I wrote a long essay about this (and a summary of the sleep books) on my blog at http://tinyurl.com/2ssqow, if you're interested. Good luck!!

I feel for you; sleep deprivation for mama and baby is the worst. I highly recommend Healthy Sleep Habits, Happy Child by Dr. Marc Weissbluth. His tone sometimes bothered me but the information is invaluable. The author explains the importance of sleep and how physiological development affects sleep patterns. I echo the other mamas' advice to not be prescriptive but find a consistent approach that suits your baby's temperament as well as your own. We incorporated consistent soothing techniques and regular naptimes and bedtime by 5 months so that by the time our boy's physiological development caught up at about 11 months, we had a system in place that he responded to wonderfully. Now at 14 months he still occasionally struggles with naps but is a rock star sleeper at night (when the parents need it most!). Good luck and remember one day we'll be struggling to get our teenagers out of bed!
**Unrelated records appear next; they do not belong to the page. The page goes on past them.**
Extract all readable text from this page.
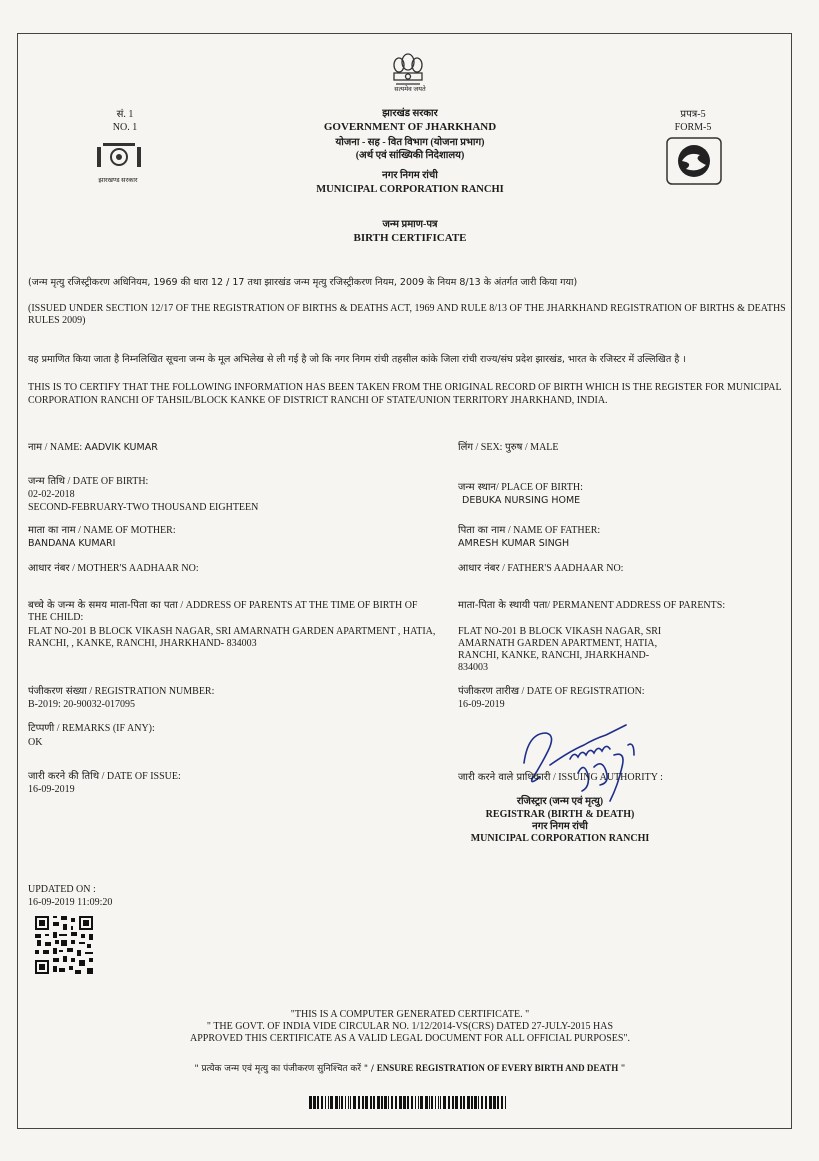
सत्यमेव जयते
सं. 1
NO. 1
झारखण्ड सरकार
प्रपत्र-5
FORM-5
झारखंड सरकार
GOVERNMENT OF JHARKHAND
योजना - सह - वित विभाग (योजना प्रभाग)
(अर्थ एवं सांख्यिकी निदेशालय)
नगर निगम रांची
MUNICIPAL CORPORATION RANCHI
जन्म प्रमाण-पत्र
BIRTH CERTIFICATE
(जन्म मृत्यु रजिस्ट्रीकरण अधिनियम, 1969 की धारा 12 / 17 तथा झारखंड जन्म मृत्यु रजिस्ट्रीकरण नियम, 2009 के नियम 8/13 के अंतर्गत जारी किया गया)
(ISSUED UNDER SECTION 12/17 OF THE REGISTRATION OF BIRTHS & DEATHS ACT, 1969 AND RULE 8/13 OF THE JHARKHAND REGISTRATION OF BIRTHS & DEATHS RULES 2009)
यह प्रमाणित किया जाता है निम्नलिखित सूचना जन्म के मूल अभिलेख से ली गई है जो कि नगर निगम रांची तहसील कांके जिला रांची राज्य/संघ प्रदेश झारखंड, भारत के रजिस्टर में उल्लिखित है ।
THIS IS TO CERTIFY THAT THE FOLLOWING INFORMATION HAS BEEN TAKEN FROM THE ORIGINAL RECORD OF BIRTH WHICH IS THE REGISTER FOR MUNICIPAL CORPORATION RANCHI OF TAHSIL/BLOCK KANKE OF DISTRICT RANCHI OF STATE/UNION TERRITORY JHARKHAND, INDIA.
नाम / NAME: AADVIK KUMAR
जन्म तिथि / DATE OF BIRTH:
02-02-2018
SECOND-FEBRUARY-TWO THOUSAND EIGHTEEN
माता का नाम / NAME OF MOTHER:
BANDANA KUMARI
आधार नंबर / MOTHER'S AADHAAR NO:
बच्चे के जन्म के समय माता-पिता का पता / ADDRESS OF PARENTS AT THE TIME OF BIRTH OF THE CHILD:
FLAT NO-201 B BLOCK VIKASH NAGAR, SRI AMARNATH GARDEN APARTMENT , HATIA, RANCHI, , KANKE, RANCHI, JHARKHAND- 834003
पंजीकरण संख्या / REGISTRATION NUMBER:
B-2019: 20-90032-017095
टिप्पणी / REMARKS (IF ANY):
OK
जारी करने की तिथि / DATE OF ISSUE:
16-09-2019
लिंग / SEX: पुरुष / MALE
जन्म स्थान/ PLACE OF BIRTH:
DEBUKA NURSING HOME
पिता का नाम / NAME OF FATHER:
AMRESH KUMAR SINGH
आधार नंबर / FATHER'S AADHAAR NO:
माता-पिता के स्थायी पता/ PERMANENT ADDRESS OF PARENTS:
FLAT NO-201 B BLOCK VIKASH NAGAR, SRI AMARNATH GARDEN APARTMENT, HATIA, RANCHI, KANKE, RANCHI, JHARKHAND- 834003
पंजीकरण तारीख / DATE OF REGISTRATION:
16-09-2019
जारी करने वाले प्राधिकारी / ISSUING AUTHORITY :
रजिस्ट्रार (जन्म एवं मृत्यु)
REGISTRAR (BIRTH & DEATH)
नगर निगम रांची
MUNICIPAL CORPORATION RANCHI
UPDATED ON :
16-09-2019 11:09:20
"THIS IS A COMPUTER GENERATED CERTIFICATE. "
" THE GOVT. OF INDIA VIDE CIRCULAR NO. 1/12/2014-VS(CRS) DATED 27-JULY-2015 HAS
APPROVED THIS CERTIFICATE AS A VALID LEGAL DOCUMENT FOR ALL OFFICIAL PURPOSES".
" प्रत्येक जन्म एवं मृत्यु का पंजीकरण सुनिश्चित करें " / ENSURE REGISTRATION OF EVERY BIRTH AND DEATH "
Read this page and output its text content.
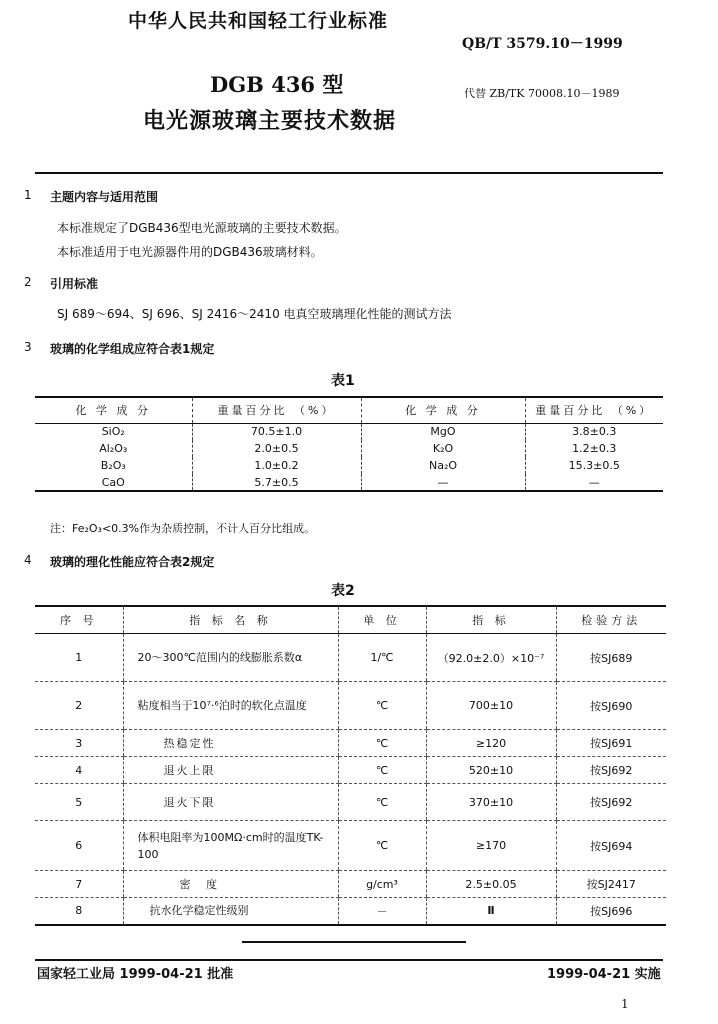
中华人民共和国轻工行业标准
QB/T 3579.10－1999
DGB 436 型	代替 ZB/TK 70008.10－1989
电光源玻璃主要技术数据
1 主题内容与适用范围
本标准规定了DGB436型电光源玻璃的主要技术数据。
本标准适用于电光源器件用的DGB436玻璃材料。
2 引用标准
SJ 689～694、SJ 696、SJ 2416～2410 电真空玻璃理化性能的测试方法
3 玻璃的化学组成应符合表1规定
表1
化 学 成 分	重量百分比 （%）	化 学 成 分	重量百分比 （%）
SiO₂	70.5±1.0	MgO	3.8±0.3
Al₂O₃	2.0±0.5	K₂O	1.2±0.3
B₂O₃	1.0±0.2	Na₂O	15.3±0.5
CaO	5.7±0.5	—	—
注：Fe₂O₃<0.3%作为杂质控制，不计人百分比组成。
4 玻璃的理化性能应符合表2规定
表2
序 号	指 标 名 称	单 位	指 标	检验方法
1	20～300℃范围内的线膨胀系数α	1/℃	（92.0±2.0）×10⁻⁷	按SJ689
2	粘度相当于10⁷·⁶泊时的软化点温度	℃	700±10	按SJ690
3	热稳定性	℃	≥120	按SJ691
4	退火上限	℃	520±10	按SJ692
5	退火下限	℃	370±10	按SJ692
6	体积电阻率为100MΩ·cm时的温度TK-100	℃	≥170	按SJ694
7	密 度	g/cm³	2.5±0.05	按SJ2417
8	抗水化学稳定性级别	－	Ⅱ	按SJ696
国家轻工业局 1999-04-21 批准	1999-04-21 实施
1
And what all moms already know, here's a handy NY times article:

NYTimes.com: For Getting Baby to Sleep, Sticking to a Plan Is What Counts

HEALTH | December 12, 2006
For Getting Baby to Sleep, Sticking to a Plan Is What Counts
Experts have a soothing new message: just about all the techniques for getting babies to fall asleep work if used consistently.


I used the cry it out method with my child. She was 4 months old when I started, and it actually took her about a month for her to realize that when she goes in her crib to try to put herself to sleep. The most she ever cried in the meantime was about 25 minutes. Sure, it's was extreamly hard for me to hear her cry...but it was soo much better than getting up every 2 hours to rock her back to sleep again. The very first night I tried it...she slept through the whole night.

I actually read in one of thee many books I've read that babies younger than 4 months aren't capable of putting themselves to sleep. My son has slept great, naps and nighttime, since he was 2 months old. Now he is almost 10 months old, and within the past week, he has started screaming when I put him in the bed. Separation anxiety anyone? He just cried off and on for about 45 minutes before finally going to sleep. He sits up on his own, so after I lay him down, he cries, sits up, and screams even more. I think there is definitely something to the physical developmental issues a 9-10 month old baby faces as well as separation anxiety. It's killing me to let him cry, but not sleeping isn't really an option either. Most theories seem to say it's a 3 night deal, so we'll see. It's hard because he's always slept so great up until now. I'm upping bedtimes for naps and night to allow for the extra time it takes him to go to sleep now.

I really do not understd hw d doctor or anybdy else for that matter suggest to let d baby keep crying. She/he is crying becoz she needs her mom for a reason and that she is helpless. She is totally dependent on somebdy else. I cn nvr imagine leaving my kid alone to keep crying. Its a matter of a few years or may b few months for a few lucky ones. Hw can they teach to b selfish. Plz b at your babies side always and let her knw u r der and der is nothg to worry abt. Its ur prime duty to take of ur kid. Moms r gr8 becoz of d sacrifises dey make.